Repeats each element in x for rt times. Three cases are supported:

  • x is a vector, and rt is an integer
  • x is a vector, and rt is a vector of the same size
  • x is a matrix, and rt is a pair as (p, q)

Examples:

eachrepeat(1:3, 2)   # ==> [1,1,2,2,3,3]
eachrepeat([1,4,5],[2,3,1])  #==> [1,1,4,4,4,5]

eachrepeat([1 2 3; 4 5 6], (3, 2))
#==> [1 1 2 2 3 3;
#     1 1 2 2 3 3;
#     1 1 2 2 3 3;
#     4 4 5 5 6 6;
#     4 4 5 5 6 6;
#     4 4 5 5 6 6]
sortindexes(x[, k])

This is similar to sortperm. But it only applies to a sequence of elements, whose values are in 1:k. This function implements an algorithm of complexity O(n), which is faster than sortperm.

This function returns a pair of two outputs:

  • sinds: the sorted indexes, i.e. sortperm(x).
  • cnts: the counts of occurrences of each value in 1:k, i.e. cnts[i] == sum(x .== i).

Examples:

x = [1, 1, 1, 2, 2, 3, 3, 3, 3, 1, 1, 2, 1]
s, c = sortindexes(x, k)
# s == sortperm(x) == [1, 2, 3, 10, 11, 13, 4, 5, 12, 6, 7, 8, 9]
# c == [6, 3, 4]

Node: The second argument k may be omitted, in such cases, it is equivalent to sortindexes(x, max(x)).

sortindexes!(x, sinds, cnts)

Perform same functionality as sortindexes, but write the results to pre-allocated arrays.

groupindexes(x[, k])

Group indexes according to the integers in x, which can take values in 1:k. This function returns a vector of index vectors (say r), such that r[i] == find(x .== i).
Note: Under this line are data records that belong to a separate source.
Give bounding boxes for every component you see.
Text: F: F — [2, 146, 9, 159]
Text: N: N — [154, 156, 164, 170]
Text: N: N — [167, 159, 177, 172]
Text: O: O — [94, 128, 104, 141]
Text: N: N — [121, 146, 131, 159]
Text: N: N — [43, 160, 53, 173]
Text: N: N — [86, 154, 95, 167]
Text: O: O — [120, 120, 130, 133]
This function relies on sortindexes internally, and its complexity is O(n).

Examples:

julia> x = [1, 1, 1, 2, 2, 3, 3, 3, 3, 1, 1, 2, 1];
julia> groupindexes(x)
3-element Array{Array{Int64,1},1}:
[1,2,3,10,11,13]
[4,5,12]
[6,7,8,9]

Node: The second argument k may be omitted, in such cases, it is equivalent to groupindexes(x, max(x)).